There are some things I do understand, very thoroughly. My body is my own. The Concordia is my own. And I will do as I please with both.
Firebrand is a Fantasy/Steampunk Romance novel that has just made the Tiptree Award’s Honor list. The Tiptree Award is an annual prize for SciFi and Fantasy with the intention to reward works that expand our understanding of gender. Well, this bombastic combination of Fantasy/Steampunk, Romance AND gender conversation has “Ana” written all over it.
After reading it though, I find myself with mixed feelings.
When her mother dies, widow Kadia Warner inherits the Concordia, an airship that the Emperor wants for himself (and if he can bed Kadia in the bargain, all the better). Kadia is adamant that the ship and her body remain her own and flees to the neighbouring Duchy of Coranza—the one place that still remains free of the ever-growing Empire. There, she will find herself falling for its Duke as she tries to keep the Emperor’s unwanted attentions at bay.

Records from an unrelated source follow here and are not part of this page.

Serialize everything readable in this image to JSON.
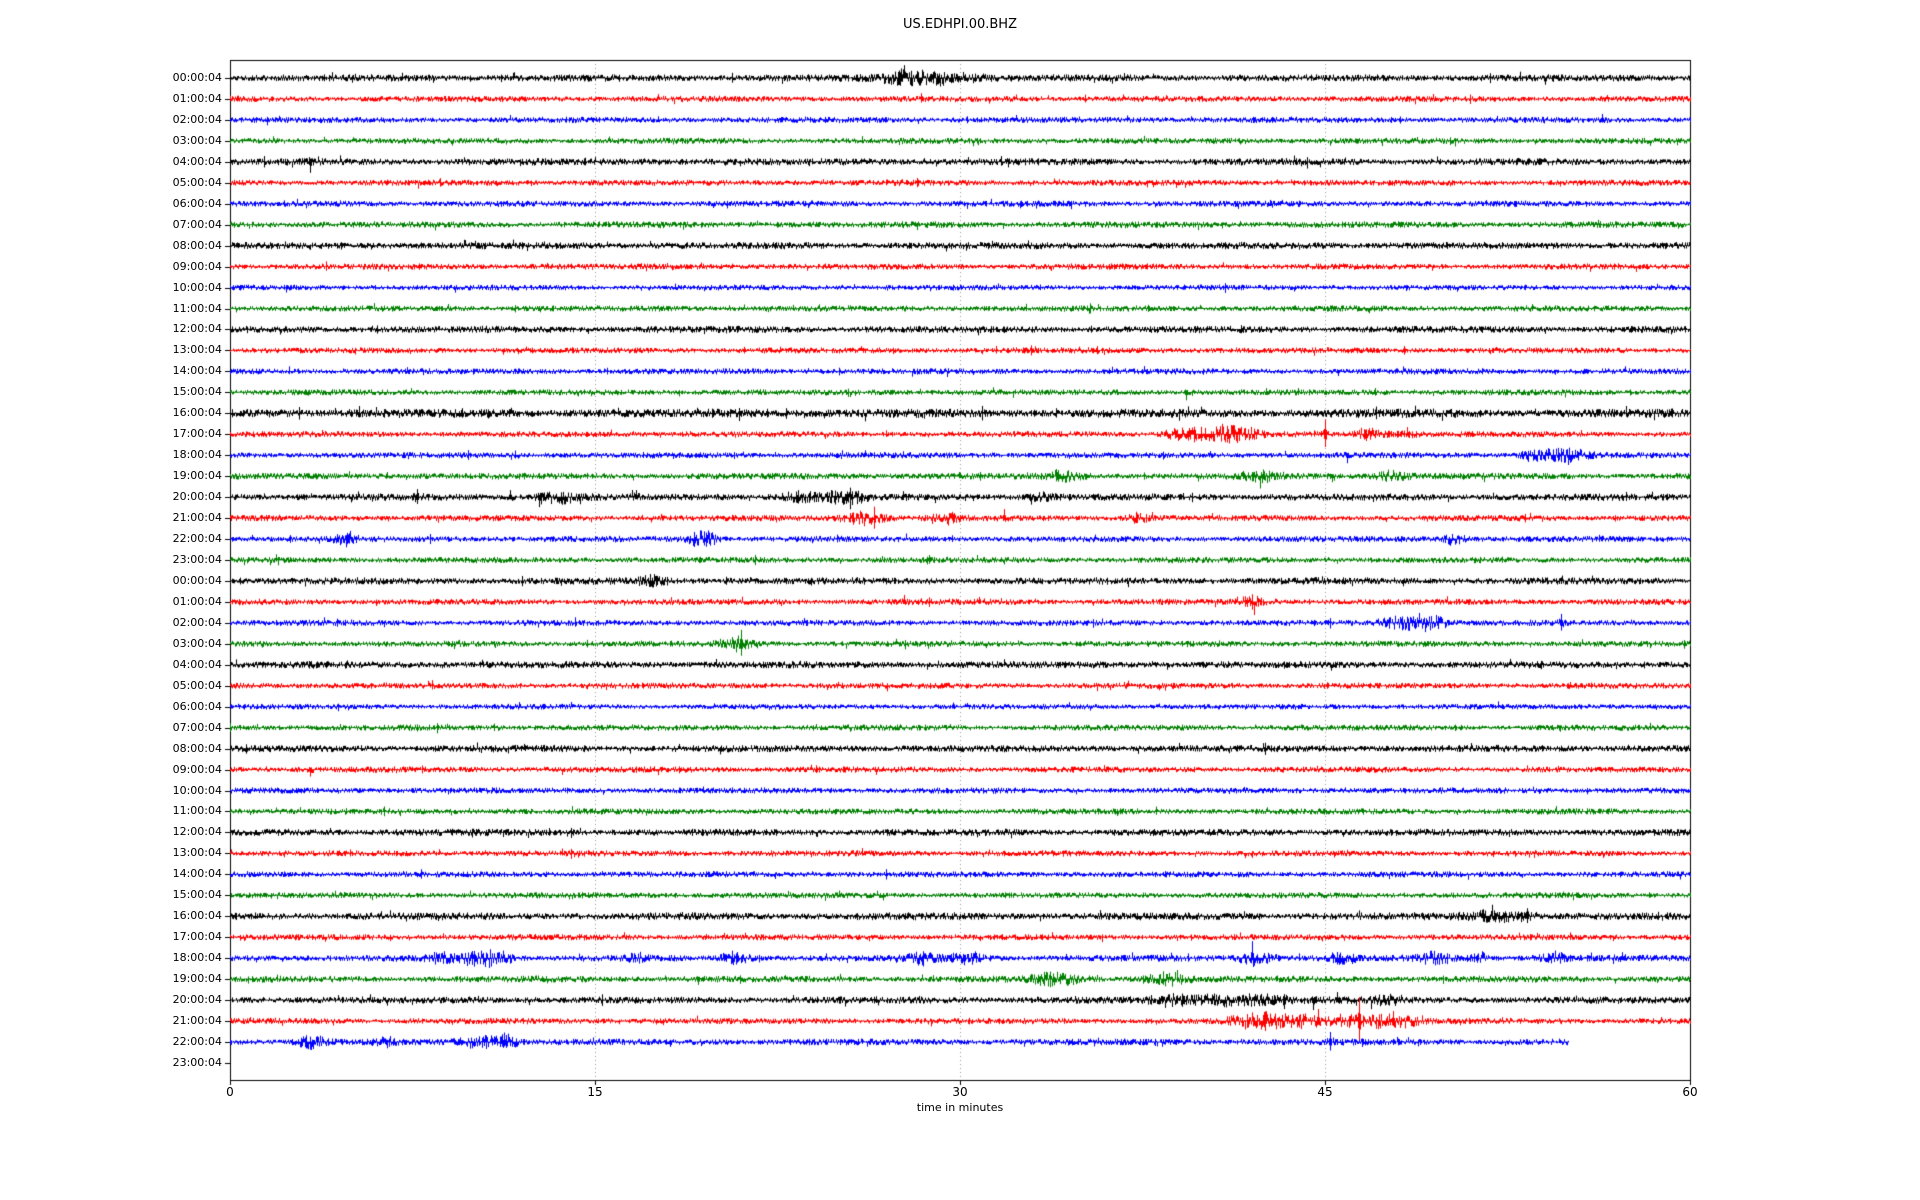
{
  "chart_data": {
    "type": "line",
    "subtype": "helicorder-dayplot-seismogram",
    "title": "US.EDHPI.00.BHZ",
    "xlabel": "time in minutes",
    "xlim": [
      0,
      60
    ],
    "x_ticks": [
      "0",
      "15",
      "30",
      "45",
      "60"
    ],
    "x_gridlines_minutes": [
      15,
      30,
      45
    ],
    "grid_style": "dotted-vertical",
    "minutes_per_row": 60,
    "trace_color_cycle": [
      "#000000",
      "#ff0000",
      "#0000ff",
      "#008000"
    ],
    "axis_color": "#000000",
    "background_color": "#ffffff",
    "event_note": "events are amplitude bursts/spikes: type b=burst(gaussian envelope), s=spike up, d=spike down, u=spike up+down; fields [type, minute, width_min, amplitude_px]",
    "rows": [
      {
        "label": "00:00:04",
        "color": "#000000",
        "amp": 2.8,
        "end": 60,
        "events": [
          [
            "b",
            28.8,
            1.2,
            7
          ],
          [
            "b",
            27.6,
            0.4,
            5
          ]
        ]
      },
      {
        "label": "01:00:04",
        "color": "#ff0000",
        "amp": 2.4,
        "end": 60,
        "events": []
      },
      {
        "label": "02:00:04",
        "color": "#0000ff",
        "amp": 2.4,
        "end": 60,
        "events": [
          [
            "s",
            56.4,
            0,
            6
          ]
        ]
      },
      {
        "label": "03:00:04",
        "color": "#008000",
        "amp": 2.4,
        "end": 60,
        "events": []
      },
      {
        "label": "04:00:04",
        "color": "#000000",
        "amp": 2.8,
        "end": 60,
        "events": [
          [
            "d",
            3.3,
            0,
            11
          ]
        ]
      },
      {
        "label": "05:00:04",
        "color": "#ff0000",
        "amp": 2.4,
        "end": 60,
        "events": []
      },
      {
        "label": "06:00:04",
        "color": "#0000ff",
        "amp": 2.4,
        "end": 60,
        "events": []
      },
      {
        "label": "07:00:04",
        "color": "#008000",
        "amp": 2.6,
        "end": 60,
        "events": []
      },
      {
        "label": "08:00:04",
        "color": "#000000",
        "amp": 2.8,
        "end": 60,
        "events": []
      },
      {
        "label": "09:00:04",
        "color": "#ff0000",
        "amp": 2.4,
        "end": 60,
        "events": []
      },
      {
        "label": "10:00:04",
        "color": "#0000ff",
        "amp": 2.2,
        "end": 60,
        "events": []
      },
      {
        "label": "11:00:04",
        "color": "#008000",
        "amp": 2.4,
        "end": 60,
        "events": []
      },
      {
        "label": "12:00:04",
        "color": "#000000",
        "amp": 2.8,
        "end": 60,
        "events": []
      },
      {
        "label": "13:00:04",
        "color": "#ff0000",
        "amp": 2.4,
        "end": 60,
        "events": []
      },
      {
        "label": "14:00:04",
        "color": "#0000ff",
        "amp": 2.4,
        "end": 60,
        "events": []
      },
      {
        "label": "15:00:04",
        "color": "#008000",
        "amp": 2.4,
        "end": 60,
        "events": [
          [
            "d",
            39.3,
            0,
            8
          ]
        ]
      },
      {
        "label": "16:00:04",
        "color": "#000000",
        "amp": 3.5,
        "end": 60,
        "events": []
      },
      {
        "label": "17:00:04",
        "color": "#ff0000",
        "amp": 2.4,
        "end": 60,
        "events": [
          [
            "b",
            38.8,
            0.3,
            5
          ],
          [
            "b",
            40.3,
            0.8,
            8
          ],
          [
            "b",
            41.5,
            0.5,
            6
          ],
          [
            "u",
            45.0,
            0,
            15
          ],
          [
            "b",
            46.8,
            0.4,
            5
          ],
          [
            "b",
            48.3,
            0.5,
            4
          ]
        ]
      },
      {
        "label": "18:00:04",
        "color": "#0000ff",
        "amp": 2.4,
        "end": 60,
        "events": [
          [
            "d",
            45.9,
            0,
            8
          ],
          [
            "b",
            53.4,
            0.3,
            5
          ],
          [
            "b",
            54.6,
            0.6,
            6
          ],
          [
            "b",
            55.3,
            0.4,
            5
          ]
        ]
      },
      {
        "label": "19:00:04",
        "color": "#008000",
        "amp": 2.6,
        "end": 60,
        "events": [
          [
            "b",
            34.3,
            0.5,
            5
          ],
          [
            "b",
            42.2,
            0.5,
            5
          ],
          [
            "d",
            42.4,
            0,
            7
          ],
          [
            "d",
            45.3,
            0,
            6
          ],
          [
            "b",
            47.7,
            0.5,
            5
          ]
        ]
      },
      {
        "label": "20:00:04",
        "color": "#000000",
        "amp": 2.8,
        "end": 60,
        "events": [
          [
            "u",
            7.7,
            0,
            8
          ],
          [
            "s",
            11.5,
            0,
            7
          ],
          [
            "d",
            12.7,
            0,
            10
          ],
          [
            "b",
            13.6,
            0.6,
            6
          ],
          [
            "s",
            16.7,
            0,
            7
          ],
          [
            "b",
            23.3,
            0.4,
            5
          ],
          [
            "b",
            24.6,
            0.5,
            5
          ],
          [
            "b",
            25.6,
            0.4,
            5
          ],
          [
            "b",
            33.2,
            0.4,
            4
          ]
        ]
      },
      {
        "label": "21:00:04",
        "color": "#ff0000",
        "amp": 2.4,
        "end": 60,
        "events": [
          [
            "b",
            26.0,
            0.6,
            7
          ],
          [
            "b",
            29.5,
            0.5,
            5
          ],
          [
            "s",
            31.8,
            0,
            9
          ],
          [
            "b",
            37.3,
            0.4,
            5
          ]
        ]
      },
      {
        "label": "22:00:04",
        "color": "#0000ff",
        "amp": 2.4,
        "end": 60,
        "events": [
          [
            "b",
            4.7,
            0.3,
            6
          ],
          [
            "b",
            19.4,
            0.4,
            9
          ],
          [
            "b",
            50.3,
            0.4,
            5
          ]
        ]
      },
      {
        "label": "23:00:04",
        "color": "#008000",
        "amp": 2.4,
        "end": 60,
        "events": []
      },
      {
        "label": "00:00:04",
        "color": "#000000",
        "amp": 2.8,
        "end": 60,
        "events": [
          [
            "b",
            17.3,
            0.4,
            5
          ]
        ]
      },
      {
        "label": "01:00:04",
        "color": "#ff0000",
        "amp": 2.4,
        "end": 60,
        "events": [
          [
            "s",
            27.7,
            0,
            7
          ],
          [
            "s",
            30.8,
            0,
            5
          ],
          [
            "b",
            42.0,
            0.5,
            6
          ]
        ]
      },
      {
        "label": "02:00:04",
        "color": "#0000ff",
        "amp": 2.4,
        "end": 60,
        "events": [
          [
            "b",
            48.4,
            0.7,
            8
          ],
          [
            "b",
            49.6,
            0.3,
            6
          ],
          [
            "u",
            54.7,
            0,
            9
          ]
        ]
      },
      {
        "label": "03:00:04",
        "color": "#008000",
        "amp": 2.4,
        "end": 60,
        "events": [
          [
            "b",
            20.8,
            0.5,
            5
          ],
          [
            "u",
            21.0,
            0,
            14
          ]
        ]
      },
      {
        "label": "04:00:04",
        "color": "#000000",
        "amp": 2.8,
        "end": 60,
        "events": []
      },
      {
        "label": "05:00:04",
        "color": "#ff0000",
        "amp": 2.4,
        "end": 60,
        "events": []
      },
      {
        "label": "06:00:04",
        "color": "#0000ff",
        "amp": 2.2,
        "end": 60,
        "events": []
      },
      {
        "label": "07:00:04",
        "color": "#008000",
        "amp": 2.4,
        "end": 60,
        "events": []
      },
      {
        "label": "08:00:04",
        "color": "#000000",
        "amp": 2.8,
        "end": 60,
        "events": []
      },
      {
        "label": "09:00:04",
        "color": "#ff0000",
        "amp": 2.4,
        "end": 60,
        "events": [
          [
            "d",
            3.3,
            0,
            7
          ]
        ]
      },
      {
        "label": "10:00:04",
        "color": "#0000ff",
        "amp": 2.4,
        "end": 60,
        "events": []
      },
      {
        "label": "11:00:04",
        "color": "#008000",
        "amp": 2.4,
        "end": 60,
        "events": []
      },
      {
        "label": "12:00:04",
        "color": "#000000",
        "amp": 2.8,
        "end": 60,
        "events": []
      },
      {
        "label": "13:00:04",
        "color": "#ff0000",
        "amp": 2.4,
        "end": 60,
        "events": []
      },
      {
        "label": "14:00:04",
        "color": "#0000ff",
        "amp": 2.4,
        "end": 60,
        "events": []
      },
      {
        "label": "15:00:04",
        "color": "#008000",
        "amp": 2.4,
        "end": 60,
        "events": []
      },
      {
        "label": "16:00:04",
        "color": "#000000",
        "amp": 3.0,
        "end": 60,
        "events": [
          [
            "b",
            52.0,
            0.8,
            6
          ],
          [
            "s",
            51.5,
            0,
            7
          ],
          [
            "u",
            53.3,
            0,
            8
          ]
        ]
      },
      {
        "label": "17:00:04",
        "color": "#ff0000",
        "amp": 2.4,
        "end": 60,
        "events": []
      },
      {
        "label": "18:00:04",
        "color": "#0000ff",
        "amp": 2.6,
        "end": 60,
        "events": [
          [
            "b",
            8.8,
            0.5,
            5
          ],
          [
            "b",
            10.6,
            0.7,
            8
          ],
          [
            "b",
            16.7,
            0.3,
            5
          ],
          [
            "b",
            20.7,
            0.4,
            6
          ],
          [
            "b",
            28.4,
            0.4,
            6
          ],
          [
            "b",
            30.2,
            0.5,
            6
          ],
          [
            "b",
            42.2,
            0.5,
            7
          ],
          [
            "s",
            42.0,
            0,
            17
          ],
          [
            "b",
            45.7,
            0.4,
            6
          ],
          [
            "b",
            49.5,
            0.5,
            6
          ],
          [
            "b",
            51.3,
            0.3,
            5
          ],
          [
            "b",
            54.4,
            0.4,
            6
          ],
          [
            "s",
            57.2,
            0,
            6
          ]
        ]
      },
      {
        "label": "19:00:04",
        "color": "#008000",
        "amp": 2.6,
        "end": 60,
        "events": [
          [
            "b",
            33.9,
            0.7,
            6
          ],
          [
            "b",
            38.5,
            0.6,
            6
          ]
        ]
      },
      {
        "label": "20:00:04",
        "color": "#000000",
        "amp": 2.8,
        "end": 60,
        "events": [
          [
            "b",
            38.8,
            0.5,
            4
          ],
          [
            "b",
            40.5,
            0.8,
            5
          ],
          [
            "b",
            42.5,
            0.8,
            5
          ],
          [
            "d",
            43.3,
            0,
            9
          ],
          [
            "d",
            44.5,
            0,
            10
          ],
          [
            "s",
            45.5,
            0,
            8
          ],
          [
            "b",
            47.5,
            0.5,
            4
          ]
        ]
      },
      {
        "label": "21:00:04",
        "color": "#ff0000",
        "amp": 2.4,
        "end": 60,
        "events": [
          [
            "b",
            42.3,
            0.8,
            8
          ],
          [
            "b",
            44.0,
            0.6,
            6
          ],
          [
            "s",
            44.7,
            0,
            12
          ],
          [
            "b",
            45.8,
            0.5,
            7
          ],
          [
            "u",
            46.4,
            0,
            24
          ],
          [
            "b",
            47.3,
            0.5,
            6
          ],
          [
            "s",
            47.8,
            0,
            10
          ],
          [
            "b",
            48.4,
            0.4,
            5
          ]
        ]
      },
      {
        "label": "22:00:04",
        "color": "#0000ff",
        "amp": 2.6,
        "end": 55,
        "events": [
          [
            "b",
            3.3,
            0.4,
            6
          ],
          [
            "d",
            3.4,
            0,
            7
          ],
          [
            "b",
            6.4,
            0.3,
            4
          ],
          [
            "b",
            10.3,
            0.6,
            7
          ],
          [
            "b",
            11.4,
            0.3,
            6
          ],
          [
            "u",
            45.2,
            0,
            10
          ]
        ]
      },
      {
        "label": "23:00:04",
        "color": "#008000",
        "amp": 0,
        "end": 0,
        "events": []
      }
    ]
  }
}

On the one hand, Firebrand is a fun romp, following Kadia’s adventures, and there are good reasons for the book to be on the Tiptree list. Kadia is a well-developed lead, who is honest about her desires and has no qualms about it. She is adventurous in bed, has taken lovers in between her two unhappy marriages and is keen to start a sexual relationship with John, the Duke of Coranza (their sexytimes are fun and hot). The book has a multitude of female characters in positions of power that are typically presented as “male” professions (pilots, lawyers, engineers) and at the same time makes astute observations about gender inequalities and double standards applied to men and women. At one point, she argues with John about how, if he had been the one to own Concordia, the Emperor would have an entirely different strategy:
“I think he’d take you gambling and throw a parade for you in the streets of New Trinovantium, and when he tried to steal your airship he’d argue to himself that all’s fair when you’re fighting a worthy equal.” My eyes feel hot and itchy with tears, but I’m too angry to cry. “Whereas he calls me my sweet delight and threatens me.”
On the other hand, the story is kind of fleeting and many of its storylines, underdeveloped and even, possibly problematic. Firebrand is what I’d call Wallpaper Fantasy: Its fantastical elements are never truly explored in any depth. Its “Steampunk” elements—like its “clockwork” mechanisms—are mostly supernatural and magic rather than scientific and therefore Not Really Steampunk (in my not-so-humble opinion). Given how the Emperor is spreading his tentacles all over, there are questions of race, colonization and oppression that are merely glossed over and never truly addressed.
The emphasis and focus here is definitely on the romance between Kadia and John. But the extent to which one can suspend disbelief and not ask questions about setting and background when reading a Romance novel is directly related to whether the romance works or not.
The problem here is that Firebrand doesn’t work as a full-fledged romance either. The hero is of the Nice and Hot variety (as opposed to the antagonist who is Hot but Not Nice) and is a cardboard cut-out Romance Hero with a Sad Past. I know close to nothing about him beyond the fact that he is Nice and Hot and I have no idea why the heroine has fallen in love with him so fast. The vast majority of romance novels are actually written in third person and the male point of view makes up for half the narrative—I am not necessarily bemoaning the lack of a hero point of view or the first person narrative here, but I do regret that John was not nearly as developed as Kadia. Part of me thinks this is okay because Kadia is awesome on her own. But because the romance takes up so much of the story, I wish I had enjoyed this side of the novel more.
The most problematic thing for me is how the novel ends with the hero saving the day and everybody hand-waving all of the emperor’s ignominious actions throughout the book (and throughout the history within the world) including kidnapping, abusing and attempting to rape the heroine. But this is all okay because he apologizes and he might actually have a Heart of Gold and that’s it: They all live happily ever after. I am actually not entirely sure that the ending doesn’t in fact neutralize all of the gender observations the novel had made previously.
To sum up: fabulous heroine, great female characters and some genuinely good gender talk. Not so good everything else.
In Book Smugglerish, a lukewarm 5 out of 10.